Considerations for Listening


Liz's thoughts:

Everything old becomes new again. Reaping inspiration from all facets of life, Greg and I approach music via our personal perspectives and make it our own. As you listen, you make the music your own, and this is the glorious cycle of the musical experience.

How have we reimagined the music on this album? The kaleidoscopic Blue Danube Fantasy takes the elegance of the Viennese waltz as a point of departure and plunges headlong into the passions that undulate beneath the dance’s restrained façade. In The Cuckoo in Sussex, we transplant Daquin’s “Cuckoo” (dating from 1735) to a new environment of dreamy timelessness. In some pieces we stray altogether from our sources; for example, The Cat’s Fugue is an irreverent ditty loosely based on Scarlatti’s famous theme. In others we honor the spirit of the original but recreate the music according to the strengths of our instrumentation, as in The Swan, where we immerse Saint-Saëns’s melody in pianistic ripples of sound.

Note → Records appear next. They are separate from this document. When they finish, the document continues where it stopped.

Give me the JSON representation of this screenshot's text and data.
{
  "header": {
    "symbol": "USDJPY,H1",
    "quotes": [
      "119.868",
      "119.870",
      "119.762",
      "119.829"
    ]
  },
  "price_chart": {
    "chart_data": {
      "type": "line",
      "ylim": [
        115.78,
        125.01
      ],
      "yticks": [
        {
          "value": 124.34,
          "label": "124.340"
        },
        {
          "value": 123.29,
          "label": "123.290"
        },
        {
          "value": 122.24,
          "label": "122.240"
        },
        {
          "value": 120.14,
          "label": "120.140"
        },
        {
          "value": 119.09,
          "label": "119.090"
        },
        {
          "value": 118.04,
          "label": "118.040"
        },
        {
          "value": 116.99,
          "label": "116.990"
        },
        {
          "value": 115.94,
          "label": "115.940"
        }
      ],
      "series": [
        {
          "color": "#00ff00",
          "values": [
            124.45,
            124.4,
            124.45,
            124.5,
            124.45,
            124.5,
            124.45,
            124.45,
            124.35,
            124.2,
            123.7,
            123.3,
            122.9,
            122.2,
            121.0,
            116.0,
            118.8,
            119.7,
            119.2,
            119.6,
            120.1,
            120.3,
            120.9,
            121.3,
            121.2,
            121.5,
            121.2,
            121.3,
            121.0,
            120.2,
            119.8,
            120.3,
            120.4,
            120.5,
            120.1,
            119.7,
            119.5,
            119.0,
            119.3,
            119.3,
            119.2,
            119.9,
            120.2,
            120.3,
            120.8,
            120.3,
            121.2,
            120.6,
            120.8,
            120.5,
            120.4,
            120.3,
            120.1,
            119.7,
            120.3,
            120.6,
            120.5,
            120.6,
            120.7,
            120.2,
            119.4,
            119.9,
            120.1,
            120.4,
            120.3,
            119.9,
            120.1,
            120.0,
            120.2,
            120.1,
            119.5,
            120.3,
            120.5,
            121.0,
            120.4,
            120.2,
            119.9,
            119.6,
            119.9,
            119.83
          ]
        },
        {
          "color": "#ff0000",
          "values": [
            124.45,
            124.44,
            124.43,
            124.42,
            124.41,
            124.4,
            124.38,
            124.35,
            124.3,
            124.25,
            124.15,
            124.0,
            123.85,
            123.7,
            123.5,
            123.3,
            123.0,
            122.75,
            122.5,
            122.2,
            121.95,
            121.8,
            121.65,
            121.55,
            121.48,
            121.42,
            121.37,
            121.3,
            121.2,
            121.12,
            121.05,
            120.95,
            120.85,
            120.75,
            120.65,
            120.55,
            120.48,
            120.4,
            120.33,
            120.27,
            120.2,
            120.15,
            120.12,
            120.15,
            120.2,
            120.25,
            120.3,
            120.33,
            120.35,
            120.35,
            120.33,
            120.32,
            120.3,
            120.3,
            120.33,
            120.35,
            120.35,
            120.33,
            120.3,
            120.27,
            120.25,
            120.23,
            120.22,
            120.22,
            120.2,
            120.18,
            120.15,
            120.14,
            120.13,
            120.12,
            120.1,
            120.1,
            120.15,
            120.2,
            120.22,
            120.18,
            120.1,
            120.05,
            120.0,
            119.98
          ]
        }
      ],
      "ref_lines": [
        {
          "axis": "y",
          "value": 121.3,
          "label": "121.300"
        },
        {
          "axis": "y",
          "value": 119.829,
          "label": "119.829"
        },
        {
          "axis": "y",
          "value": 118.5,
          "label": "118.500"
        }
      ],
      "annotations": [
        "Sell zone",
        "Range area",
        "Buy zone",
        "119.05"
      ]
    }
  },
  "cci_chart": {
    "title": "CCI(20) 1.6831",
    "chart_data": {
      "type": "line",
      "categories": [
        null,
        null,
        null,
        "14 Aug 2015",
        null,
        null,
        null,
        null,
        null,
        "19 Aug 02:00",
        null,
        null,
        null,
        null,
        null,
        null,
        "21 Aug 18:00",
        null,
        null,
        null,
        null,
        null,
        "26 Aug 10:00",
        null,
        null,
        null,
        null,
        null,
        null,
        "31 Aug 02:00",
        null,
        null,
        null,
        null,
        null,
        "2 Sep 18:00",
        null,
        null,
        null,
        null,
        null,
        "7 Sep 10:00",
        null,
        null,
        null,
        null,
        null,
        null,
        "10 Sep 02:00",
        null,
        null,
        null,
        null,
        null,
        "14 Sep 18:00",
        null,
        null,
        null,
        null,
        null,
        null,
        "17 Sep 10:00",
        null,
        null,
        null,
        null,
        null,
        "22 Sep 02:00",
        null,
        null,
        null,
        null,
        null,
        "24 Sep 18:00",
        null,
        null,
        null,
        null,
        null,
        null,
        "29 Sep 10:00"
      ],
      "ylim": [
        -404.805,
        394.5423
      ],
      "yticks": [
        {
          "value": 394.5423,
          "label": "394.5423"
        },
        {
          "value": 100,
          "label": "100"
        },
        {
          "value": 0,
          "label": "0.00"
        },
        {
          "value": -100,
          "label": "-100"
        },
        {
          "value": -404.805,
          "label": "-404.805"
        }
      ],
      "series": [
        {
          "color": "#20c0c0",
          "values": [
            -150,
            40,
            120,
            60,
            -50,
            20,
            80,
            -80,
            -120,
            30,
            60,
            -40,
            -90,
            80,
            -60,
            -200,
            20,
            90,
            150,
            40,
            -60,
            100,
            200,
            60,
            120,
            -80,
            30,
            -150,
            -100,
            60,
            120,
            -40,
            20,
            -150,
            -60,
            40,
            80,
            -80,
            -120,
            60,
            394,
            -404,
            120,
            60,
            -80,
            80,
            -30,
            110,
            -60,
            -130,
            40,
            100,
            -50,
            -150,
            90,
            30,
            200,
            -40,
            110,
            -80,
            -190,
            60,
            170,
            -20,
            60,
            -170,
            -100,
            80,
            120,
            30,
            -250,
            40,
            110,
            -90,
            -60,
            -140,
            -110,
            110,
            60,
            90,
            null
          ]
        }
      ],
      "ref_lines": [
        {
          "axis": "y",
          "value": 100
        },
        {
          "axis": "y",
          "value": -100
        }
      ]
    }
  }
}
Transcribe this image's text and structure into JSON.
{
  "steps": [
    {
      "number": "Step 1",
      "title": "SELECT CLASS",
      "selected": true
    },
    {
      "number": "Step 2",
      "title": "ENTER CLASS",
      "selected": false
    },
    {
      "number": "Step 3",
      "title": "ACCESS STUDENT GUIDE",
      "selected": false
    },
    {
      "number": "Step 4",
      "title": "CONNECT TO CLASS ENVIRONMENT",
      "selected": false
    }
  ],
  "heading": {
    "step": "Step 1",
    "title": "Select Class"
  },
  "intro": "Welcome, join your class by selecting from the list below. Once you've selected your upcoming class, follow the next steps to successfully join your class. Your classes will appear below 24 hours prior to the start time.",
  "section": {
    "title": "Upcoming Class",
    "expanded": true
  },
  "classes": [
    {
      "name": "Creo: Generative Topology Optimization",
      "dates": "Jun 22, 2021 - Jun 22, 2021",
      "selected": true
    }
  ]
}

Does The Rite of Spring, written during the unrest preceding the First World War, resonate with you in our current times? Every time we play or listen to these pieces, their meaning is renewed. Music surpasses definition, so reimagine the music and discover what rings true to you.


Greg's thoughts:

Music is a collaborative effort. Even the lonely pianist centered on a concert stage finds himself collaborating with both the composer and his audience, connecting in magical and unexplainable ways with the humanity around him. As a duo, Liz and I collaborate as composers, performers, and creators, and of course, as friends. It’s an interaction that yields awesome adrenaline and joy.

Bruce Mau stated, “The space between people working together is filled with conflict, friction, strife, exhilaration, delight, and vast creative potential,” and we couldn’t agree more. Can you hear the sexual conflict between the wise elders and the young sacrificial virgin in The Rite of Spring? What about the exhilaration of solidarity heard in Danse macabre and its remix? – the skeletons from all stations in life are now dancing together, unified by death. And speaking of dance, just think of the racing heartbeats, the physical friction, and the charged chemistry between a pair of dancers while you listen to the Blue Danube Waltzes or Libertango. Humanity lies in the space between people; we find it to be an overwhelming source of inspiration and energy.